USA's Mirai Nagasu competes in the ...
Roberto Schmidt, AFP/Getty Images
USA's Mirai Nagasu competes in the figure skating team event women's single skating free skating during the Pyeongchang 2018 Winter Olympic Games at the Gangneung Ice Arena in Gangneung on Feb. 12, 2018.

“I’ve learned a lot from my parents. For them to put their business on hold — to come all the way to Korea and to watch me skate — especially for my dad …” Nagasu said, her thought trailing off. “He feels responsible — not just for my mom and for himself and myself — but there are other people who work there, too. He’s always saying, ‘I don’t have time for you! I have to feed the people!'”

Nagasu and fellow Americans Karen Chen and Bradie Tennell are facing an uphill battle at Gangneung Ice Arena, where Russian-born skaters competing under the banner “Olympic Athletes from Russia” and Japanese skaters are expected to dominate. Of the top 13 scores posted in international competition during the 2017-18 season, Russian and Japanese skaters accounted for 11, led by reigning world champion Evgenia Medvedeva and her 15-year-old compatriot Alina Zagitova.

“I think the Russians and the Asians dominate our sport right now because I can see a cultural mind-set of, ‘Nothing is ever good enough,’ ” said Zakrajasek, who sees the same quality in his pupils Zhou and Nagasu, as well several of his Russian-American charges. “No matter how good you are, (the mind-set is) you figure out how to be better, and you do that in every way in your life — as a person, in academics, in your sport, if you play an instrument. It’s an approach to life that makes it very easy as a coach to work with someone like that. … That’s not common, I think, in American society nowadays.”

Veteran figure-skating coach Frank Carroll, who worked with the United States’ most decorated skater, Michelle Kwan, echoed the sentiment.

“Asian skaters are taught discipline from Day One,” Carroll said in a recent telephone interview, “which is different from American kids, who are taught, ‘Oh dear! You have a right to stand up for whatever you think!’ … Are you being abused by a coach who is telling you to do it again?'”

In Zhou’s case, the drive for perfection has come at a price.

The only son of Chinese immigrants, both computer scientists by training, Zhou describes himself as introspective, a poet and philosopher who has little in common with typical 17-year-olds who spend their money at Starbucks, eat Tide Pods and vape.

He approaches figure-skating as his job. And his mother sacrificed her own career for his, in 2009, moving him six hours from the family’s home to seek intensive training while his father and sister remained in Palo Alto, California. Splitting up the family meant stretching resources thin. For much of the time, before Zhou moved to Colorado to work with Zakrajsek, he and his mother lived in a one-room apartment.

To the extent Zhou has struggled, it has been confronting his shortcomings after bad practices. His standards for himself are extremely high.
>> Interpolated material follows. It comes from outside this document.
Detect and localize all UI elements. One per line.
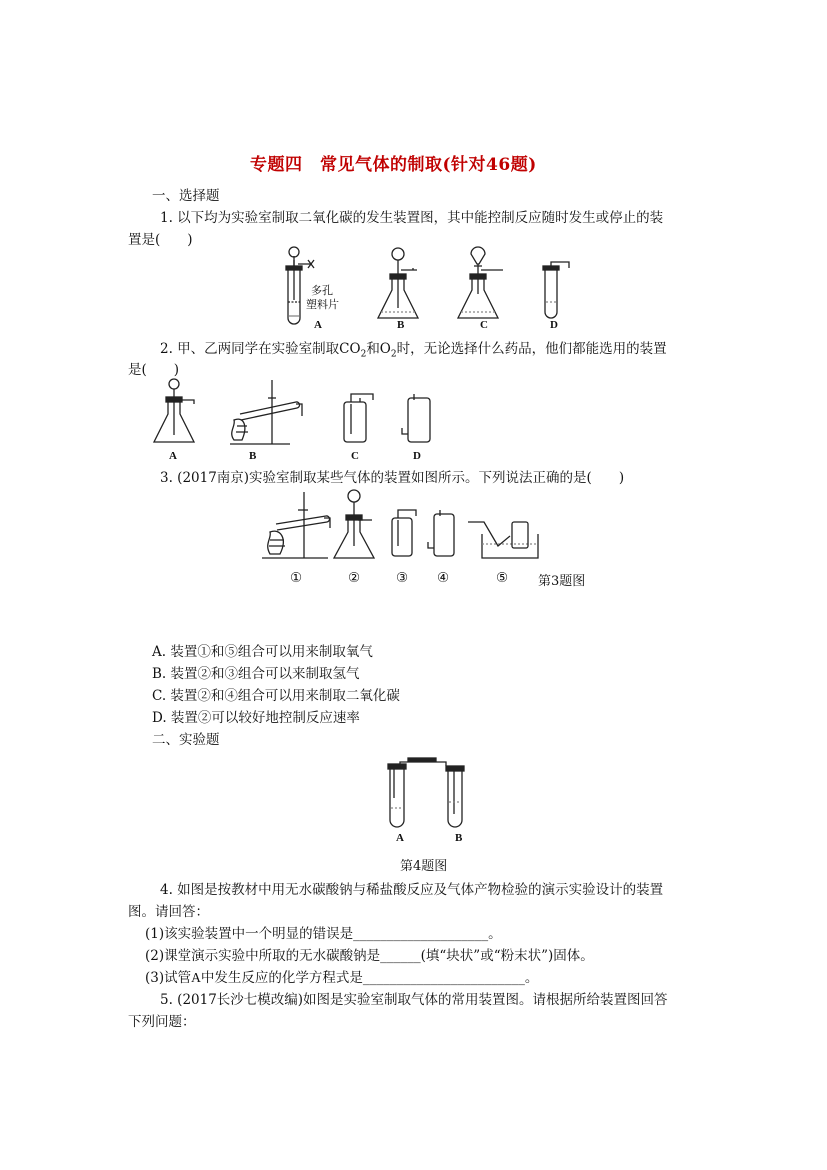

“That’s part of the Asian-American way,” Zhou explained, “so when I don’t meet those standards, I come away feeling just this burning desperation that I didn’t do enough. It has been both good and bad because it has pushed me to do way too much and get injured, which is something that I’ve gotten much smarter about. But it has also helped me be hungry and be motivated to accomplish more.”

Zhou did just that in his Olympic debut, making history as the first to land a quad Lutz in Olympic competition. He went on to finish sixth (one spot behind U.S. teammate Nathan Chen), boosted by a free skate that included five quadruple jumps.

“Our parents basically made it from the bottom up,” Zhou said, reflecting on the Asian-American heritage he considers a gift. ” … Lots of the Asian-Americans on the Olympic team have a similar background, where their parents know what it’s like to struggle and have to work hard to get somewhere. That’s something they teach us, and it has helped us all succeed.”